Delacombe is a large and rapidly growing industrial/residential suburb on the south west rural-urban fringe of Ballarat, Victoria, Australia. The population at the  was 5,408 making it the fifth most populated in the Ballarat urban area.

Delacombe forms a large part of the Ballarat West Growth Area where suburban development is encouraged by the City of Ballarat and State Government of Victoria.  Much of the city's planned subdivision for new housing estates is happening in Greenfield land in and around the suburb and it is predicted to be home to over 12,000 residents in 2030.

The suburb is built upon the floodplain of the Winter Creek.  Its tributaries are stormwater drains, including the Banyule.

It is one of the few Ballarat suburbs with its own shopping centres and a future activity centre for the suburb is planned by the City of Ballarat.

It was named in 1965 after the then incumbent Governor of Victoria, Sir Rohan Delacombe.

History
Delacombe was originally part of Ballarat West and situated in the Shire of Grenville. The first development was a factory producing guncotton for World War II.  Over the decades, industry expanded in the area.

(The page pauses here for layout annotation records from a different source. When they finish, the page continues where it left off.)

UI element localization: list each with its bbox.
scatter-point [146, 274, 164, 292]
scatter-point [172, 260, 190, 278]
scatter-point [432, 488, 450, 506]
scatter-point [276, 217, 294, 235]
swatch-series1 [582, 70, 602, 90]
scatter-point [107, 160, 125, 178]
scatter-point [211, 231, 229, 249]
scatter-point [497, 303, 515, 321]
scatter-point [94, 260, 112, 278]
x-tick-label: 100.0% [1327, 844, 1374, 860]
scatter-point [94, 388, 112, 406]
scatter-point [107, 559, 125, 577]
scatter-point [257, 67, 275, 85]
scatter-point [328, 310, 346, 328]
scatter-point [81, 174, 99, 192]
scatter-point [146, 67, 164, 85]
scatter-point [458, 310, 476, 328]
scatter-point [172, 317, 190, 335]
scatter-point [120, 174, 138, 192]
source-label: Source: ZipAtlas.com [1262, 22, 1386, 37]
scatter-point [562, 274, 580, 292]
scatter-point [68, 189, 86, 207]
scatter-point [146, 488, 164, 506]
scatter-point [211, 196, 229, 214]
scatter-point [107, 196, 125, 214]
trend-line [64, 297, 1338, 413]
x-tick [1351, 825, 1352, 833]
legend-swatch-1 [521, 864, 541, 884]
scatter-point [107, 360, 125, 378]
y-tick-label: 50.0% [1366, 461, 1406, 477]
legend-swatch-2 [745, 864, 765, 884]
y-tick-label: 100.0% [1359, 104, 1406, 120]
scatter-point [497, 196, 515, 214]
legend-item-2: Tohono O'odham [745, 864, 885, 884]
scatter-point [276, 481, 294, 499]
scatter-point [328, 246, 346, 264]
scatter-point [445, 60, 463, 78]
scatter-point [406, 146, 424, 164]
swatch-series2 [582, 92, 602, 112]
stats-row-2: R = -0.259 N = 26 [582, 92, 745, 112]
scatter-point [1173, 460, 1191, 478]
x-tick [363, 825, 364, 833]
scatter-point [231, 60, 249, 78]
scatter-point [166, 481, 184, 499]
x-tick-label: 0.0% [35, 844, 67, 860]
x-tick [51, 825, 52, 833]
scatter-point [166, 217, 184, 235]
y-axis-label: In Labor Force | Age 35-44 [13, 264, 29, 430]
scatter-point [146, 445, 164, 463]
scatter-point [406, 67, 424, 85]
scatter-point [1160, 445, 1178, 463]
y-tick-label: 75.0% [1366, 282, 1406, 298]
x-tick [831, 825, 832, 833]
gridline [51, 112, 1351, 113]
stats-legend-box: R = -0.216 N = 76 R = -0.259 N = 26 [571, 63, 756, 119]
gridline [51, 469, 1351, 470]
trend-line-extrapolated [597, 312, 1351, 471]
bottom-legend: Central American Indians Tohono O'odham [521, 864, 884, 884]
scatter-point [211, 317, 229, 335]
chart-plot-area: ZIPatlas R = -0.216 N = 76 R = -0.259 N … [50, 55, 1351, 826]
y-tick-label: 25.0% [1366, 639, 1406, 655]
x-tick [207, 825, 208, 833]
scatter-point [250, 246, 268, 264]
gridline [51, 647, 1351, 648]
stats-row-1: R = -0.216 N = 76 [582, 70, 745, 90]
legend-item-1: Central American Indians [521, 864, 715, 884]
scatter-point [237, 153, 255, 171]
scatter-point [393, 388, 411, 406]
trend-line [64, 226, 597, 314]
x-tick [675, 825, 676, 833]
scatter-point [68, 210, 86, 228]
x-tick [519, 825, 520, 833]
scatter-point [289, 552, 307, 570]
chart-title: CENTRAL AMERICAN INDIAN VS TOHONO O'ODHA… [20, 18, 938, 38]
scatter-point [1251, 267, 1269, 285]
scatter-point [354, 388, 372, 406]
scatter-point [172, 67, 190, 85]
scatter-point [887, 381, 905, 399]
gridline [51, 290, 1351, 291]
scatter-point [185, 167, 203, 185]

In 1965 the Department of Crown Lands proposed it be named in honour of then governor Rohan Delacombe and the naming was passed by the shire.

As Ballarat's urban area expanded, the first residential subdivisions occurred in the following decades and the primary school opened in 1981.

During the 2011 Victorian floods, flash flooding caused the Banyule drain overflowed on more than one occasion, causing flooding to homes.  The floods spurred implement stormwater upgrades and a flood strategy from the City of Ballarat including the creation of artificial wetlands.

Urban form and housing
The majority of Delacombe's residential areas have been developed under the concepts of street hierarchy with light industry and commercial areas centred on the main streets with single-family detached homes along branching cul-de-sacs.

The Delacombe Town Centre shopping centre is located on the south-western edge of Delacombe.  It was opened on 31 August 2017.

Education
 Lumen Christi Catholic school which is located at 111 Whitelaw Ave, Delacombe Vic 3356
 Delacombe Primary School which is located at 110-120 Greenhalghs Rd, Delacombe Vic 3356

Transport
The main form of transport in Delacombe is the private motor car and it can be classed as a car dependent suburb and over 50% of all households with more than two vehicles.  The suburb is serviced by Ballarat taxis and the Route 25 bus service operates to the city.

A branch of the disused Cattleyards freight railway line terminated in Delacombe and was proposed by the Victorian Greens transport policy as the site of a potential railway station, however the line was demolished in 2010.  The nearest railway station is Wendouree 5 km to the north.

Parks and open space
While there is still much greenfield land in Delacombe, currently the Delacombe Sports Centre is set aside as a public recreation space.

The Delacombe wetlands are currently under construction.  Storm water from the recent housing developments will create this into a vibrant flora and fauna area.